There are boundless opportunities to help producers grow better crops, process plants more effectively, and deliver products to processors, wholesalers, and consumers. Biotechnology can help companies develop new strains for medicine, or for fun.
Growers will have an appetite for improved hydroponics, HVAC and lighting systems, and software to control that hardware. Producers will need help developing dosage formats for both medical marijuana and for edible consumer products expected to be available in Canada by the end of this year.
Amazon CEO Jeff Bezos advises business leaders to think about what’s not going to change when weeding out ideas that won’t be sustainable. What products and services will customers always want or need? Anything that makes cannabis better, safer, cheaper, or easier to buy will be in high demand going forward, regardless of where cannabis is being grown or where consumers live.
Canadian businesses would be wise to use their head start to grow intellectual property, not just marijuana.
They are in a unique position to lay the technological building blocks of an entire industry by creating the processes and innovations that companies in the US and elsewhere will ultimately need to launch and scale.
Ontario-based Canopy Growth Corporation, for example, is the world’s largest cannabis company, with a market cap of $19 billion.
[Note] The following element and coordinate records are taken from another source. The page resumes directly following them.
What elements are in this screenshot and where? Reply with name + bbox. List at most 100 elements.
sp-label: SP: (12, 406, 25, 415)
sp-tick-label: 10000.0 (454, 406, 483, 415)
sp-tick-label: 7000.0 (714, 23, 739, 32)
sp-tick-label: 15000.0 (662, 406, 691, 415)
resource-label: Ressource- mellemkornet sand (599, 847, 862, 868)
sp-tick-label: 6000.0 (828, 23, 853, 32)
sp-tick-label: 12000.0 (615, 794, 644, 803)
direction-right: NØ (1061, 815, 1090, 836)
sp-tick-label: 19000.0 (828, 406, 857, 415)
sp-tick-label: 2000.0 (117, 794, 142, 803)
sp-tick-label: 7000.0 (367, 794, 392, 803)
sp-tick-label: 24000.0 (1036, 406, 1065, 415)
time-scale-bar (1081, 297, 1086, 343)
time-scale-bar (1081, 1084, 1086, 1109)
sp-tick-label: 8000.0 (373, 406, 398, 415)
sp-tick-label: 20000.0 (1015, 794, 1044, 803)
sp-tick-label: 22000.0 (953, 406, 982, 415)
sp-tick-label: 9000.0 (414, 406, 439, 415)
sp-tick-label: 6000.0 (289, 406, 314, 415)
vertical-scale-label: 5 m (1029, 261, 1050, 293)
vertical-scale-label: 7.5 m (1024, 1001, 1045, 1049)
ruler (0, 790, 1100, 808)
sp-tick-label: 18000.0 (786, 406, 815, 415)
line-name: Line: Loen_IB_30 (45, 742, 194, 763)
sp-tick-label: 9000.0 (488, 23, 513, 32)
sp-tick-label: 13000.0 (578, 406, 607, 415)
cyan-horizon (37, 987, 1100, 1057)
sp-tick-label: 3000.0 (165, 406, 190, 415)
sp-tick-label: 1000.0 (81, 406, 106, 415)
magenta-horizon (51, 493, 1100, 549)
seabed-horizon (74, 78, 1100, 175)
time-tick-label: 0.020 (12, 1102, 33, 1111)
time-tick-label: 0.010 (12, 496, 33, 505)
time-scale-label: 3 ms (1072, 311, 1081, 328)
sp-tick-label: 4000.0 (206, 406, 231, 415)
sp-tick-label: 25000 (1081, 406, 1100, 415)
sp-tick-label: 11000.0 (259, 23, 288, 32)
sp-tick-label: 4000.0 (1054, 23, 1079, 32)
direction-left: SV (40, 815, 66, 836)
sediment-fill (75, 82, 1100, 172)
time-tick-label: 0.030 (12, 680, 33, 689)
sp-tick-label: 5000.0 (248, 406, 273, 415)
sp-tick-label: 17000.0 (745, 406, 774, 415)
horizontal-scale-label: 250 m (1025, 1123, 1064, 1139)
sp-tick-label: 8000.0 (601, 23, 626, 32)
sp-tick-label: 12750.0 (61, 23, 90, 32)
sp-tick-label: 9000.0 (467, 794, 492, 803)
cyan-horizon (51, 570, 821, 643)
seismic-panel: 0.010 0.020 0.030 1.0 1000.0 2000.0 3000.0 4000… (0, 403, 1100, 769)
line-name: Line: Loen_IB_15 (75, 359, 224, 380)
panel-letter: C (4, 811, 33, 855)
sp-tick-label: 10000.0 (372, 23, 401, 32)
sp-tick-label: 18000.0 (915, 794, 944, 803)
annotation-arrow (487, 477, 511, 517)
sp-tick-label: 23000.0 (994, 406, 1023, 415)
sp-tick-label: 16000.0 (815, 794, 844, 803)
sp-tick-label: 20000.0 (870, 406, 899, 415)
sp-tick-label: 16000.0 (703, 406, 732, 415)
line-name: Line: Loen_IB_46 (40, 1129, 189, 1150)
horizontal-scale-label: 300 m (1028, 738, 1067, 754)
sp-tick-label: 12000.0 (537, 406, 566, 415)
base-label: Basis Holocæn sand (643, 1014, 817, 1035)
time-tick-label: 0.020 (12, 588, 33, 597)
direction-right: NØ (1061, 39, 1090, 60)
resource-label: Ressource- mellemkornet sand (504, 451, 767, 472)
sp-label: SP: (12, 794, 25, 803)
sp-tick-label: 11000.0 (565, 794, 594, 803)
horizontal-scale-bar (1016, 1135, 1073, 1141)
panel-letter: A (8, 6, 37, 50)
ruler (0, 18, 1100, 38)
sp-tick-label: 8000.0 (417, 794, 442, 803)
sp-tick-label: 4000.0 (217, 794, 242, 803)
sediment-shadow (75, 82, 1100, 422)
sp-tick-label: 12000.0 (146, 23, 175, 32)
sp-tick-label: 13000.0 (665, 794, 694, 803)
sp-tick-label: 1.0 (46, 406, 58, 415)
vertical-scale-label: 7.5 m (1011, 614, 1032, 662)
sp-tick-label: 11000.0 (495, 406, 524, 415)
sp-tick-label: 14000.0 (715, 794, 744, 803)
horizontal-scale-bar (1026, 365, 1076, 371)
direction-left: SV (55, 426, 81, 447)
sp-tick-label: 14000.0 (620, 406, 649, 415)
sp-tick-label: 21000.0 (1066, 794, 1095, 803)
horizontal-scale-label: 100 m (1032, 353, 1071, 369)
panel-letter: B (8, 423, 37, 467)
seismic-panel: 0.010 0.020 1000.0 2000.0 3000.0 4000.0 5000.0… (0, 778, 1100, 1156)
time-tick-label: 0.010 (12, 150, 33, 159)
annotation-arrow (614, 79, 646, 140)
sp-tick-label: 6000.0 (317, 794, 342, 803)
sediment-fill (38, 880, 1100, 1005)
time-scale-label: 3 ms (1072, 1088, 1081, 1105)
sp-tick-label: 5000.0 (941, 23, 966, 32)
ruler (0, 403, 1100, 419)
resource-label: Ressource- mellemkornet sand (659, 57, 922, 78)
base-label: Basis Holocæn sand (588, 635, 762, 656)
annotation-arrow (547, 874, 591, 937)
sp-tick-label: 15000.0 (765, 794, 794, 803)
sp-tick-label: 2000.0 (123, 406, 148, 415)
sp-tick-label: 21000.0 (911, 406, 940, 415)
While it has invested heavily in cannabis cultivation, it’s also building a portfolio of dozens of patents, with innovations in beverage production, medical treatments, plant genetics, large-scale processing, and more. If your company has intellectual property everybody needs, deep-pocketed new entrants to the industry will be your customers and partners, rather than competitors.
Creating lasting success in Canada also comes down to building an enduring cannabis brand—for individual companies and for the cannabis sector as a whole. Just as France is synonymous with exceptional wine and viticulture technology, so can Canadian companies use their current status to cement a reputation for cannabis expertise—for having the technology, the know-how and a track record that’s coveted the world over.
Canadian distiller Seagram’s dominated the liquor industry in the mid 1900s thanks in part to the advantage it gained during US Prohibition. But even after Prohibition ended, Seagram’s maintained an edge owing to their superior processes—namely their insistence on bottling their own whiskey for optimum quality control, rather than outsourcing to local blenders. Operating from a base in Canada with a modest domestic market, Seagram’s nonetheless earned a reputation for delivering consistent products to customers around the world.
By redoubling investment in the technologies of a brand new industry, Canada can position itself to keep riding the wave as legalization spreads around the globe.
But this only works if companies keep innovating and making names for themselves. As the cautionary tale of BlackBerry has taught us, a competitive global advantage can evaporate nearly overnight.